L’article 13 de la loi de finances pour 2020 est venu compléter la notion française de domicile fiscal concernant les dirigeants de grandes entreprises françaises. L’objectif de cette réforme est d’imposer en France, l’ensemble des revenus (nonobstant leur provenance) des dirigeants de sociétés françaises alors même que ceux-ci résident à l’étranger. Cette réforme s’appliquera à compter de l’imposition des revenus de l’année 2019 et à compter du 1er janvier 2020 s’agissant de l’IFI et des mutations à titre gratuit.
Pour rappel, la territorialité de l’impôt sur le revenu en France est fixée par les articles 4A et 4B du CGI. Le premier prévoit que les résidents fiscaux français “sont passibles de l’impôt sur le revenu en raison de l’ensemble de leurs revenus” français et étrangers. Le second définit le résident fiscal français comme la personne : a) ayant son foyer ou son lieu de résidence principal en France ; b) qui exerce en France son activité professionnelle à titre principal ; c) ayant le centre de ses intérêts économiques en France.
L’article 13 de la loi de finances pour 2020 rajoute à l’article 4B du CGI que : « Les dirigeants des entreprises dont le siège est situé en France et qui y réalisent un chiffre d’affaires annuel supérieur à 250 millions d’euros sont considérés comme exerçant en France leur activité professionnelle à titre principal, à moins qu’ils ne rapportent la preuve contraire. Pour les entreprises qui contrôlent d’autres entreprises dans les conditions définies à l’article L. 233-16 du code de commerce, le chiffre d’affaires s’entend de la somme de leur chiffre d’affaires et de celui des entreprises qu’elles contrôlent ».
Une double condition est imposée par l’article 4B du CGI, à savoir la fixation du siège social en France et un chiffre d’affaires annuel supérieur à 250 millions d’euros en France. Une précision est apportée concernant les groupes de sociétés pour lesquelles est pris en compte aussi bien le chiffre d’affaires réalisé par la société située en France que celui réalisé par les sociétés qu’elle contrôle.

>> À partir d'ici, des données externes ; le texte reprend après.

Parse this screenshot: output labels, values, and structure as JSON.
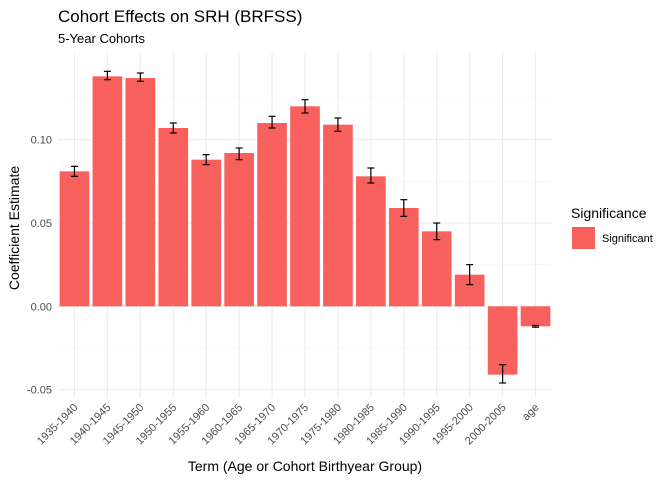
{
  "chart_data": {
    "type": "bar",
    "title": "Cohort Effects on SRH (BRFSS)",
    "subtitle": "5-Year Cohorts",
    "xlabel": "Term (Age or Cohort Birthyear Group)",
    "ylabel": "Coefficient Estimate",
    "ylim": [
      -0.055,
      0.152
    ],
    "yticks": [
      -0.05,
      0.0,
      0.05,
      0.1
    ],
    "ytick_labels": [
      "-0.05",
      "0.00",
      "0.05",
      "0.10"
    ],
    "grid": true,
    "categories": [
      "1935-1940",
      "1940-1945",
      "1945-1950",
      "1950-1955",
      "1955-1960",
      "1960-1965",
      "1965-1970",
      "1970-1975",
      "1975-1980",
      "1980-1985",
      "1985-1990",
      "1990-1995",
      "1995-2000",
      "2000-2005",
      "age"
    ],
    "series": [
      {
        "name": "Significant",
        "color": "#f8605d",
        "values": [
          0.081,
          0.138,
          0.137,
          0.107,
          0.088,
          0.092,
          0.11,
          0.12,
          0.109,
          0.078,
          0.059,
          0.045,
          0.019,
          -0.041,
          -0.012
        ],
        "error_low": [
          0.078,
          0.136,
          0.135,
          0.104,
          0.085,
          0.088,
          0.107,
          0.116,
          0.105,
          0.074,
          0.054,
          0.04,
          0.013,
          -0.046,
          -0.0125
        ],
        "error_high": [
          0.084,
          0.141,
          0.14,
          0.11,
          0.091,
          0.095,
          0.114,
          0.124,
          0.113,
          0.083,
          0.064,
          0.05,
          0.025,
          -0.035,
          -0.0115
        ]
      }
    ],
    "legend": {
      "title": "Significance",
      "position": "right",
      "items": [
        {
          "label": "Significant",
          "color": "#f8605d"
        }
      ]
    }
  }
}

Ainsi une fois ces conditions remplies, le dirigeant est présumé exercer son activité professionnelle à titre principal en France. Néanmoins, il ne s’agit que d’une présomption simple pouvant être combattue par la preuve contraire. Il reviendra donc au dirigeant d’apporter la preuve que son activité en France n’est exercée qu’à titre accessoire.

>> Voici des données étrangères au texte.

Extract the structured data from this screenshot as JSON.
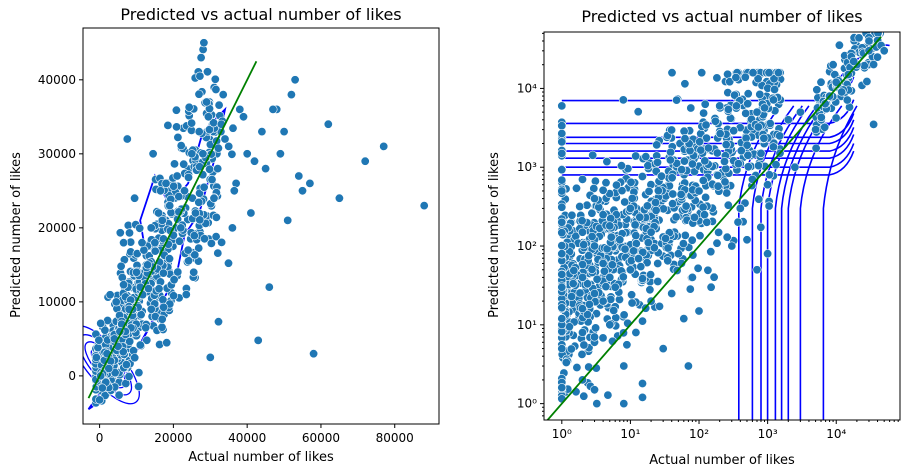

Les dirigeants concernés par cette nouvelle mesure sont le président-directeur général, le directeur général, les directeurs généraux délégués, le président et les membres du directoire, les gérants et les autres dirigeants exerçant des fonctions analogues. Le président du conseil de surveillance ne semble pas être visé par ce mécanisme.

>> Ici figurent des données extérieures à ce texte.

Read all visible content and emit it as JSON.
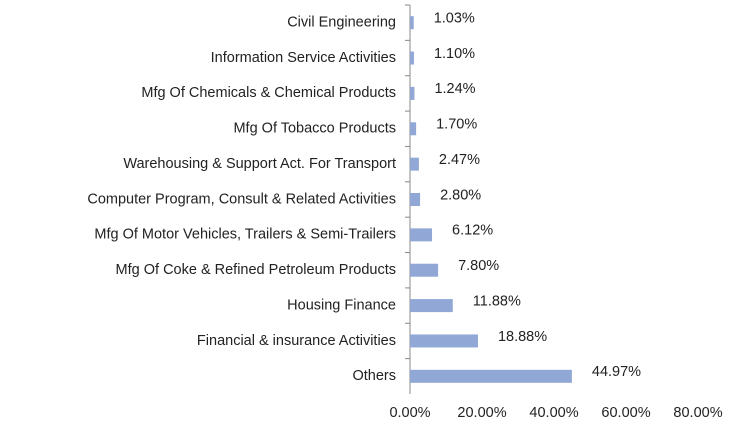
{
  "chart_data": {
    "type": "hbar",
    "categories": [
      "Civil Engineering",
      "Information Service Activities",
      "Mfg Of Chemicals & Chemical Products",
      "Mfg Of Tobacco Products",
      "Warehousing & Support Act. For Transport",
      "Computer Program, Consult & Related Activities",
      "Mfg Of Motor Vehicles, Trailers & Semi-Trailers",
      "Mfg Of Coke & Refined Petroleum Products",
      "Housing Finance",
      "Financial & insurance Activities",
      "Others"
    ],
    "values": [
      1.03,
      1.1,
      1.24,
      1.7,
      2.47,
      2.8,
      6.12,
      7.8,
      11.88,
      18.88,
      44.97
    ],
    "value_labels": [
      "1.03%",
      "1.10%",
      "1.24%",
      "1.70%",
      "2.47%",
      "2.80%",
      "6.12%",
      "7.80%",
      "11.88%",
      "18.88%",
      "44.97%"
    ],
    "color": "#91a7d6",
    "xlim": [
      0,
      80
    ],
    "xticks": [
      {
        "value": 0,
        "label": "0.00%"
      },
      {
        "value": 20,
        "label": "20.00%"
      },
      {
        "value": 40,
        "label": "40.00%"
      },
      {
        "value": 60,
        "label": "60.00%"
      },
      {
        "value": 80,
        "label": "80.00%"
      }
    ],
    "grid": false
  }
}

Concernant l’impôt sur le revenu, il y a un fort risque que les personnes considérées par le droit interne français comme domiciliées fiscalement en France, soient considérées comme résidents fiscaux étrangers en vertu du droit interne étranger. Ce conflit de résidence sera tranché par les conventions fiscales qui souvent, élèvent le foyer d’habitation permanent comme critère premier afin de départager les deux États.
Les conventions fiscales primant le droit interne français (article 55 de la Constitution) et la France étant liée par 120 conventions fiscales bilatérales avec d’autres États, il est fort probable que la réforme connaisse une application limitée. Le dirigeant dont le foyer permanent d’habitation serait situé dans l’un de ces États signataires, sera considéré comme non-résident en France.
En revanche, d’autres domaines seront davantage concernés par la réforme. S’agissant de l’impôt sur la fortune immobilière (IFI), l’administration fiscale (BOI-PAT-IFI-10-20-20) définit la notion de domicile fiscal comme en matière d’impôt sur le revenu, en renvoyant à l’article 4 B du CGI. Ainsi la reconnaissance d’un domicile fiscal en France aura pour conséquence de soumettre l’ensemble du patrimoine immobilier mondial du dirigeant à une imposition en France pendant toute la durée de son mandat sauf convention fiscale contraire. Même en l’absence de convention fiscale portant expressément sur l’IFI, la nouvelle mesure peut être écartée en présence d’une convention fiscale relative à l’impôt sur le revenu qui s’appliquera également à l’IFI.
Le nouveau dispositif produira son plein effet en matière de mutations à titre gratuit où le nombre de conventions fiscales est bien plus faible. Si le dirigeant décède ou effectue une donation en France, l’ensemble de ses actifs mondiaux seront soumis aux droits de mutation à titre gratuit français sauf convention fiscale contraire. Il en est de même si le dirigeant est bénéficiaire d’une telle transmission.
En définitive, quand bien même cette réforme aurait un impact mesuré sur l’impôt sur le revenu, son objectif initial risque d’être rempli au regard des conséquences importantes en matière de mutations à titre gratuit.